Чего же они хотят? Как и Молчалины, только одного: «Жрать!! Жрать что бы то ни было, ценою чего бы то ни было! Жгучая мысль о еде не дает покоя безазбучным; она день и ночь грызет их существование. Как добыть еду? – в этом весь вопрос. К счастию, есть штука, называемая безазбучным просвещением, которая не требует, кроме цепких рук и хорошо развитых инстинктов плотоядности, – вот в эту-то штуку они и вгрызаются всею силою своих здоровых зубов…»

Чувствуете сходство? Для Молчалина точка всеобщего отсчета – его маленький мирок с тарелкой щей и куском пирога, ради сохранения которого он сделает все. Митрофан, а за ним и все «господа ташкентцы» тоже для этого на все готовы. Но в отличие от тихих Молчалиных эти приспособленцы непоколебимо уверены в своей талантливости и непогрешимости и готовы в первую очередь на великие свершения. Только пусть прикажут. «Куда угодно, когда угодно и все что угодно» – вот их принцип. О, незабвенный Угрюм-Бурчеев!



«Кто, кроме Митрофана, этого вечно талантливого и вечно готового человека», спрашивает себя и нас писатель, имеет неистребимый вкус к любым разрушениям и искоренениям? Никто, ибо здравый смысл противится бездумным переменам и нововведениям, совершающимся ради них самих. А для Митрофана и его последователей, ни в чем не сомневающихся, «не существует даже объекта движения и исполнительности, а существует только само движение и исполнительность». Прикажут – и все будет сделано: «Налетел, нагрянул, ушиб – а что ушиб? – он даже не интересуется и узнавать об этом…»

Зачем изучать науки, если есть готовность сделать любое открытие? Зачем постигать тайны профессий, если есть уверенность, что любое дело по плечу? Наоборот, считают ташкентцы-просветители, для того чтобы во всем разобраться, нужен лишь «свежий взгляд», не замутненный ни тем, что было вчера, ни тем, что будет завтра. Для того, чтобы сказать «новое слово», ни на что не похожее, не надо, по их мнению, «никаких других условий, кроме чистоты сердца и не вполне поврежденного ума»…

Конечно, саркастически замечает писатель, «это условие потому хорошо, что оно общедоступно, а сверх того, благодаря ему все профессии делаются безразличными.
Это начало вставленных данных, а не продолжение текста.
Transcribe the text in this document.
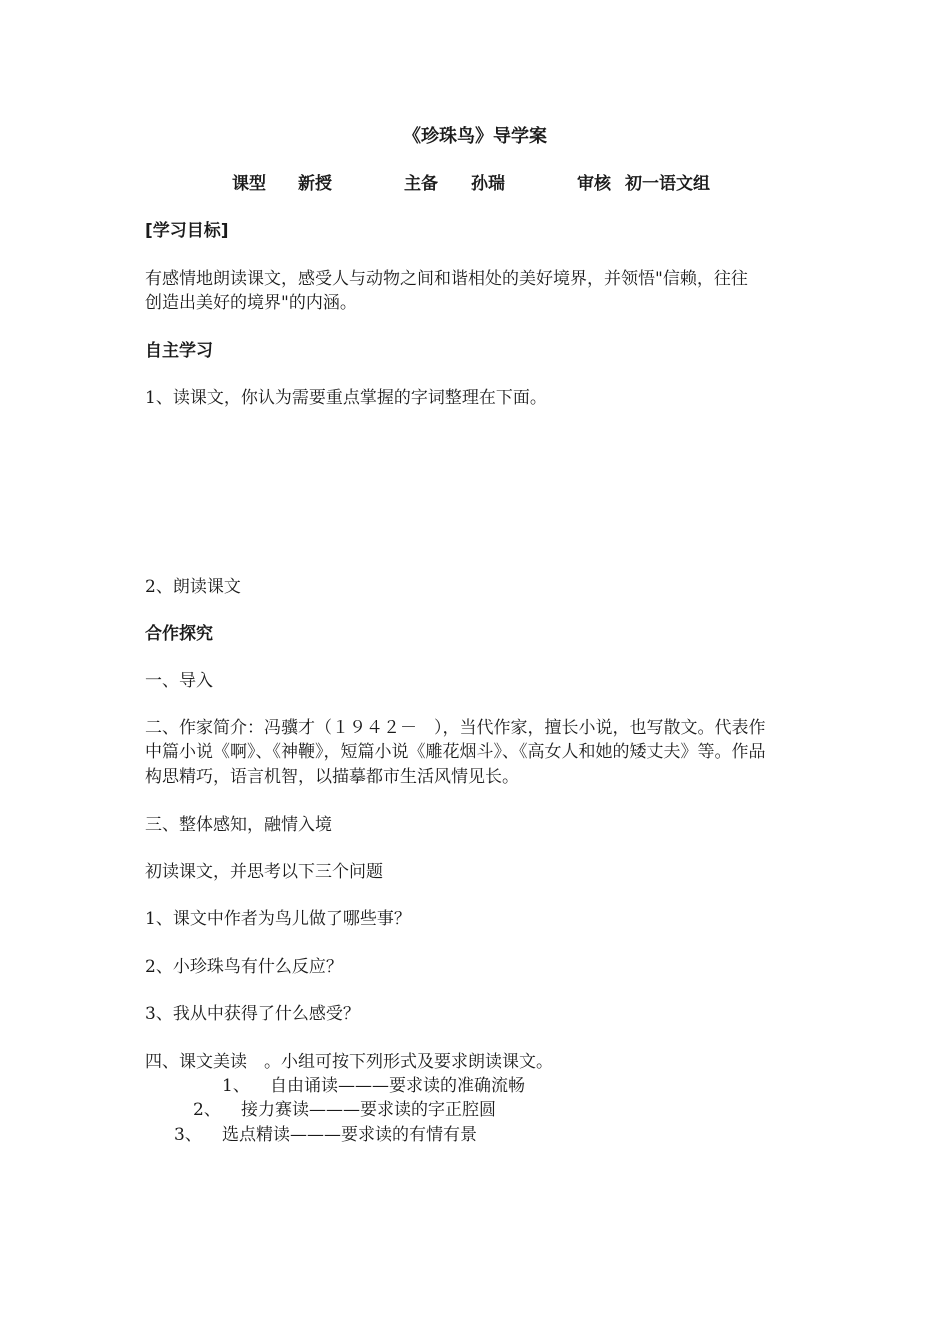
《珍珠鸟》导学案
课型 新授	主备 孙瑞	审核 初一语文组
[学习目标]
有感情地朗读课文，感受人与动物之间和谐相处的美好境界，并领悟"信赖，往往
创造出美好的境界"的内涵。
自主学习
1、读课文，你认为需要重点掌握的字词整理在下面。
2、朗读课文
合作探究
一、导入
二、作家简介：冯骥才（１９４２－　），当代作家，擅长小说，也写散文。代表作
中篇小说《啊》、《神鞭》，短篇小说《雕花烟斗》、《高女人和她的矮丈夫》等。作品
构思精巧，语言机智，以描摹都市生活风情见长。
三、整体感知，融情入境
初读课文，并思考以下三个问题
1、课文中作者为鸟儿做了哪些事？
2、小珍珠鸟有什么反应？
3、我从中获得了什么感受？
四、课文美读　。小组可按下列形式及要求朗读课文。
1、 自由诵读———要求读的准确流畅
2、 接力赛读———要求读的字正腔圆
3、 选点精读———要求读的有情有景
Человек, видевший в шкафу свод законов, считает себя юристом; человек, изучивший форму кредитных билетов, называет себя финансистом; человек, усмотревший нагую женщину, изъявляет желание стать акушером. Все это люди, не обремененные знаниями, которые в „свежести“ почерпывают решимость для исполнения каких угодно приказаний, а в практике отыщут и средства для их осуществления».

Много таких специалистов по переменам видела наша земля, сильно она претерпела от них. Особенно в недавней истории, когда жить время от времени становилось все лучше и веселее, когда считалось, что по команде, как по-щучьему велению, должны колоситься пшеница, вариться сталь, менять русло реки, дружить народы, пугаться враги. Не успевал народ опомниться от одного нового слова и свежего взгляда, как объявлялся другой. Опять вроде бы напророчил Щедрин: придет реформатор, «старый храм разрушит, нового не возведет и, насоривши, исчезнет, чтобы дать место другому реформатору, который также придет, насорит и уйдет…»

Писатель честно предупредил нас, ибо понял, что «безазбучные» ташкентцы могут появиться всюду и во всякое время, а в переломные эпохи – скорее всего. Ведь тогда им легче кричать о прогрессе, легче выдвигать прожекты, проверка которых требует исторического времени, легче обвинять всех несогласных. Разберутся – потом, а наградят и накормят – сегодня!

Да, хранить, приумножать, созидать – работа невидная, каждодневная, черновая. Тут быстрого капитала не заработаешь. А говорить о будущем благоденствии, просвещать недалекий народ, разрушать весь мир до основания, проводить эксперименты, не представляя, чем они кончатся, – просто: нужен только особый талант, бесстрашный и не сомневающийся. Потому-то и беспощаден приговор писателя: «Человек, рассуждающий, что Вселенная есть не что иное, как выморочное пространство, существующее для того, чтоб на нем можно было плевать во все стороны, есть ташкентец…»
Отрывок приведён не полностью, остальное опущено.